Gereksiz antibiyotik alınması bu nedenle sorunludur
Dolayısıyla bakteri dış ortamı ile ökaryot hücre dış ortamı arasındaki fark sadece yapısaldır; “molekülün hücre içinde yapılması, sonra dışına çıkarılması, protein çekirdek, şeker zincirinin uzaması vb.” aynı sistematik içinde gerçekleşir. Bademcik enfeksiyonu bu nedenle kalp iç katında iltihaplanmaya da neden olabilir (endokardit). Bizim antibiyotik olarak adlandırdığımız maddelerin bir kısmı bu yapıyı bozarak hücrenin “yalıtımsız” kalmasına yol açar. Ancak bu yapısal benzerlik nedeniyle antibiyotikler insanda da toksik etkilere neden olurlar. Bunun en iyi bilinen örneklerinden biri, makrolid denen sınıfın beş günlük kullanımla bile insanların Aşil kirişi olarak adlandırılan en sağlam topuk kirişini kopartabilmeleridir. Dolayısıyla özellikle besi hayvanları yoluyla dolaylı ya da doğrudan sık antibiyotik kullanmak (seçicilik sınırlı olduğundan) dokunun yapısını da bozar (en iyi bilinen örneği piliçlerdeki diz eklemi sorunlarıdır). Arkea denen mikroorganizmalar ise farklı bir “latis” oluşturduklarından antibiyotiklerden etkilenmez. Öte yanda göründüğü kadarıyla, bir genel kural olarak, yukarıda anlatmaya çalıştığımız “peptidoglikan hücre duvarını oluşturamayan mikroorganizmalar bunu yapma yetisi olan bir başka hücre içinde yaşamaya zorunludur” (zorunlu hücre içi parazit, mitokondriler de aynı sınıfa girer). Örneğin mikoplazma denen ve duvar yapısı olmayan mikroorganizmalar zorunlu olarak hücre içinde yaşar.

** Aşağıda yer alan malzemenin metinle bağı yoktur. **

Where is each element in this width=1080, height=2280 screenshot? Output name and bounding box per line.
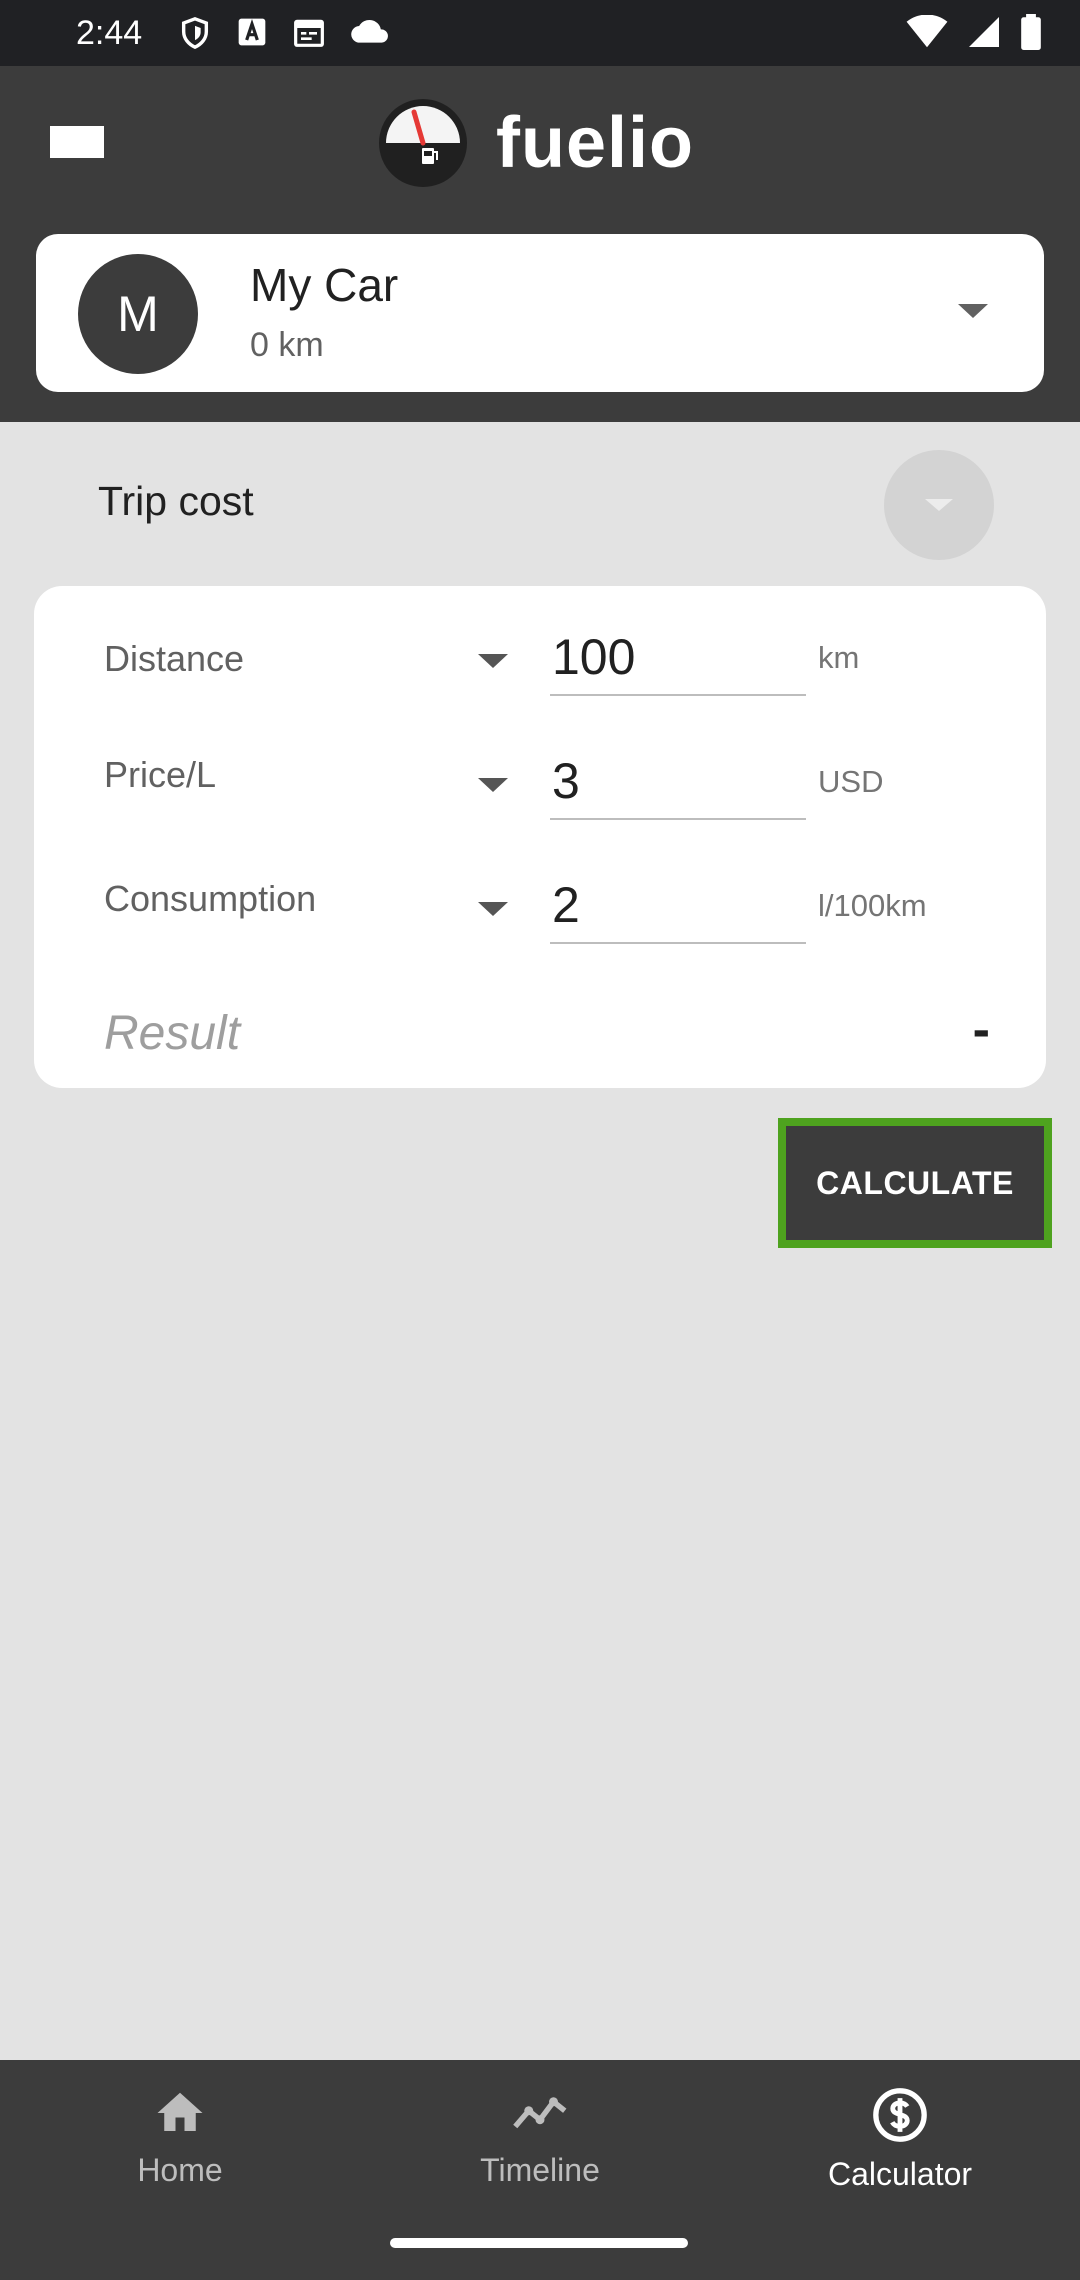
- shield-icon: [181, 17, 209, 50]
- app-logo: fuelio: [378, 98, 694, 188]
- consumption-unit-dropdown[interactable]: [478, 902, 508, 916]
- nav-timeline-label: Timeline: [480, 2152, 600, 2188]
- menu-icon: [50, 126, 104, 158]
- timeline-icon: [513, 2097, 567, 2129]
- nav-calculator[interactable]: Calculator: [720, 2086, 1080, 2226]
- nav-home[interactable]: Home: [0, 2086, 360, 2226]
- distance-input[interactable]: [550, 626, 806, 696]
- distance-unit-dropdown[interactable]: [478, 654, 508, 668]
- status-time: 2:44: [76, 14, 143, 52]
- distance-unit: km: [818, 640, 860, 675]
- price-label: Price/L: [104, 754, 217, 795]
- nav-timeline[interactable]: Timeline: [360, 2086, 720, 2226]
- vehicle-selector[interactable]: M My Car 0 km: [36, 234, 1044, 392]
- result-value: -: [972, 1001, 990, 1059]
- home-indicator[interactable]: [390, 2238, 688, 2248]
- a-badge-icon: [238, 18, 266, 46]
- calendar-icon: [294, 19, 324, 47]
- price-unit-dropdown[interactable]: [478, 778, 508, 792]
- app-header: fuelio M My Car 0 km: [0, 66, 1080, 422]
- result-label: Result: [104, 1007, 241, 1060]
- consumption-row: Consumption l/100km: [34, 874, 1046, 974]
- status-icons-right: [906, 14, 1042, 50]
- calculator-type-dropdown[interactable]: [884, 450, 994, 560]
- section-title: Trip cost: [98, 478, 254, 524]
- status-icons-left: [178, 16, 390, 50]
- consumption-label: Consumption: [104, 878, 317, 919]
- distance-row: Distance km: [34, 626, 1046, 726]
- status-bar: 2:44: [0, 0, 1080, 66]
- menu-button[interactable]: [50, 126, 104, 162]
- price-row: Price/L USD: [34, 750, 1046, 850]
- wifi-icon: [906, 15, 948, 48]
- chevron-down-icon: [958, 304, 988, 318]
- price-unit: USD: [818, 764, 884, 799]
- consumption-input[interactable]: [550, 874, 806, 944]
- home-icon: [157, 2092, 203, 2131]
- avatar: M: [78, 254, 198, 374]
- price-input[interactable]: [550, 750, 806, 820]
- calculate-button[interactable]: CALCULATE: [778, 1118, 1052, 1248]
- nav-calculator-label: Calculator: [827, 2156, 973, 2192]
- vehicle-name: My Car: [250, 259, 399, 311]
- distance-label: Distance: [104, 638, 245, 679]
- vehicle-odometer: 0 km: [250, 326, 324, 364]
- signal-icon: [969, 17, 999, 47]
- dollar-circle-icon: [873, 2088, 927, 2142]
- chevron-down-icon: [925, 499, 953, 511]
- fuel-gauge-icon: [379, 99, 467, 187]
- nav-home-label: Home: [137, 2152, 223, 2188]
- app-name: fuelio: [496, 103, 694, 183]
- cloud-icon: [351, 19, 388, 43]
- consumption-unit: l/100km: [818, 888, 927, 923]
- battery-icon: [1021, 14, 1041, 50]
- trip-cost-form: Distance km Price/L USD Consumption l/10…: [34, 586, 1046, 1088]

Mikroorganizmaların ökaryot hücrelere bu benzerliği aslında sistemin iç içe geçmiş olduğu düşünülürse şaşırtıcı olma özelliğini yitirir. Mikroorganizmalar aslında bitkiler ve memeliler de dahil neredeyse bütün canlılarda doğal yapılarının bir parçası olarak bulunur. Bunların en iyi bilinen örnekleri fotosentez yapan bitkilerdeki kloroplastlar ve ökaryotlardaki mitokondrilerdir. Mitokondriler hücrenin iç bölümünde (sitoplazma) yer alırlar, kaba olarak aynen kloroplastlar gibi enerji üretiminden sorumlu oldukları düşünülmektedir. Beslenme kaynağı olarak konak olduğu canlının tükettiklerinden faydalanırlar, bizim omega-3 olarak adlandırdığımız çoklu doymamış yağ asitleri aslında mitokondrilerin enerji üretiminde gereksinim duydukları kaynaklardır. İkiye bölünerek çoğalmaları kendi DNA’larının kontrolü altındadır, yani içinde bulundukları hücrenin genomuyla bir ilişkileri yoktur.
O halde tekrar aynı yere geliyoruz, insan (ve hayvan) beslenmesinin merkezi kuralı başta bağırsaklar, içte mitokondriler vb. olmak üzere mikroorganizmaların beslenebilmesidir. Varlığın bütünü karşılıklı iyi geçinme ve faydalanma (simbiyoz) üzerine kuruludur.